Le Dr Arya s’inquiète surtout pour la population vulnérable de la Saskatchewan, ce d’autant plus que le gouvernement refuse toujours d’ajouter de nouvelles restrictions afin de lutter contre la montée du variant Omicron.

Selon lui, l’Ontario a minimisé la sévérité du variant, ce qui a contribué à une hausse de cas et d’hospitalisations qui auraient été évitables.
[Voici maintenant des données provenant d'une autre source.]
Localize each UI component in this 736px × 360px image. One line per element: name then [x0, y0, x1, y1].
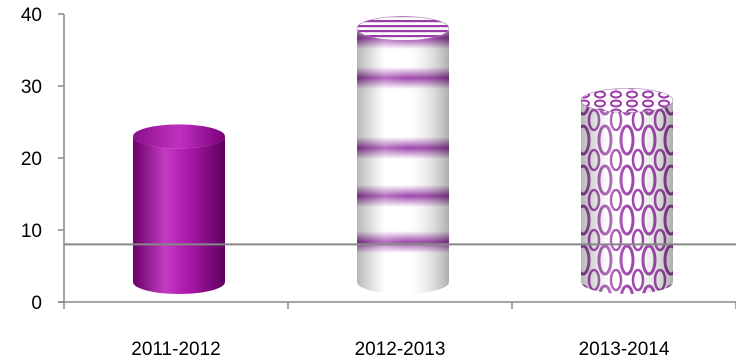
- x-tick-label: 2012-2013: [355, 339, 446, 360]
- x-tick-label: 2011-2012: [131, 339, 220, 360]
- y-tick-label: 10: [21, 221, 42, 242]
- bar-cap: [580, 88, 674, 113]
- y-tick-label: 0: [31, 293, 42, 314]
- y-tick-label: 40: [21, 5, 42, 26]
- y-tick-label: 20: [21, 149, 42, 170]
- axes: [58, 13, 736, 309]
- bar-2012-2013: [356, 16, 450, 295]
- bar-body: [133, 136, 225, 294]
- x-tick-label: 2013-2014: [579, 339, 670, 360]
- bar-2011-2012: [133, 124, 225, 294]
- labels: 0 10 20 30 40 2011-2012 2012-2013 2013-2014: [21, 5, 670, 360]
- bars: [133, 16, 674, 295]
- y-tick-label: 30: [21, 77, 42, 98]
- bar-2013-2014: [580, 88, 674, 295]
- bar-cap: [356, 16, 450, 41]
- bar-cap: [133, 124, 225, 149]
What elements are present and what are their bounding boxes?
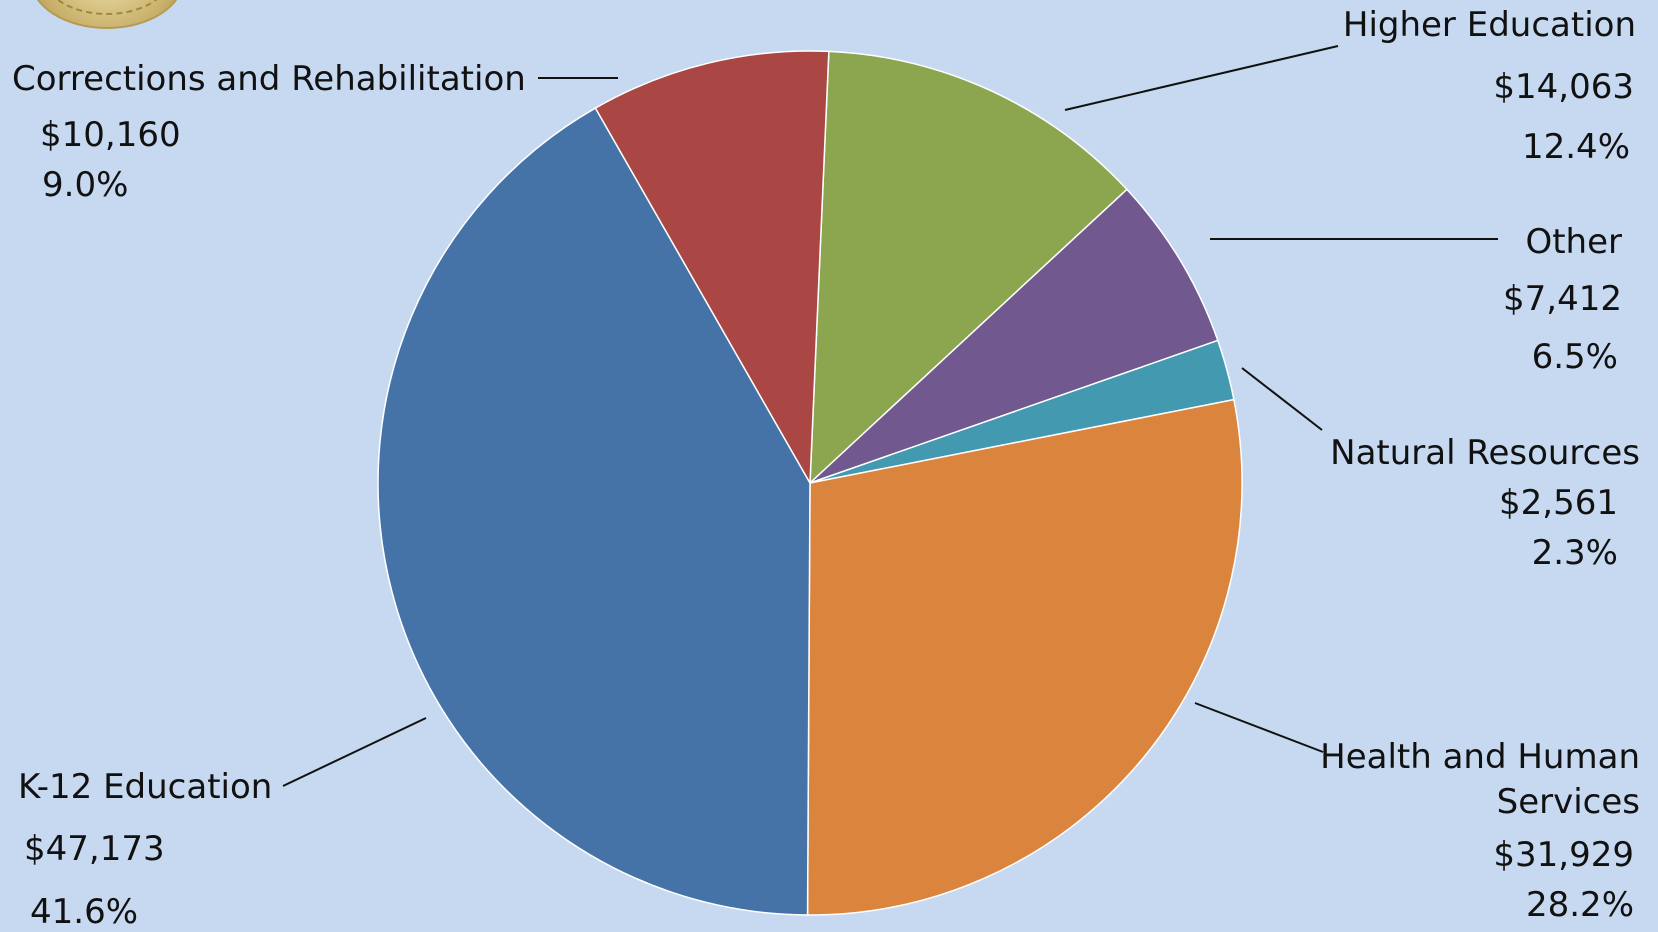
natural-resources-percent: 2.3% bbox=[1531, 533, 1618, 573]
natural-resources-value: $2,561 bbox=[1499, 483, 1618, 523]
pie-slice-corrections bbox=[594, 50, 830, 486]
corrections-percent: 9.0% bbox=[42, 165, 129, 205]
natural-resources-label: Natural Resources bbox=[1330, 433, 1640, 473]
hhs-label-line2: Services bbox=[1496, 782, 1640, 822]
pie-slice-higher-education bbox=[809, 50, 1128, 485]
other-value: $7,412 bbox=[1503, 279, 1622, 319]
pie-slice-other bbox=[809, 188, 1219, 484]
leader-natural-resources bbox=[1241, 367, 1323, 431]
k12-value: $47,173 bbox=[24, 829, 165, 869]
hhs-value: $31,929 bbox=[1493, 835, 1634, 875]
other-label: Other bbox=[1525, 222, 1622, 262]
k12-percent: 41.6% bbox=[30, 892, 139, 932]
leader-k12 bbox=[282, 717, 427, 787]
corrections-label: Corrections and Rehabilitation bbox=[12, 59, 526, 99]
corrections-value: $10,160 bbox=[40, 115, 181, 155]
higher-education-value: $14,063 bbox=[1493, 67, 1634, 107]
higher-education-percent: 12.4% bbox=[1521, 127, 1630, 167]
k12-label: K-12 Education bbox=[18, 767, 273, 807]
pie-slice-k12 bbox=[377, 107, 811, 916]
pie-slice-hhs bbox=[806, 398, 1243, 916]
hhs-percent: 28.2% bbox=[1525, 885, 1634, 925]
leader-hhs bbox=[1194, 702, 1324, 753]
higher-education-label: Higher Education bbox=[1342, 5, 1636, 45]
other-percent: 6.5% bbox=[1531, 337, 1618, 377]
leader-higher-education bbox=[1064, 45, 1339, 111]
hhs-label-line1: Health and Human bbox=[1320, 737, 1640, 777]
Face à l’ampleur des dégâts, les autorités de cette province ont fini par imposer une limite des rassemblements à cinq personnes.

Le médecin et microbiologiste à l'Hôpital Saint-Boniface à Winnipeg, le Dr Philippe Lagacé-Wiens craint, quant à lui, de constater une vague d’hospitalisations au cours des prochaines semaines en Saskatchewan, mais aussi au Manitoba, malgré les restrictions mises en place par le gouvernement manitobain.

Il y en a beaucoup ici au Manitoba qui ont commencé à recommander qu’on fasse la fermeture totale, un peu comme on le voit en Ontario, de tous les services non essentiels.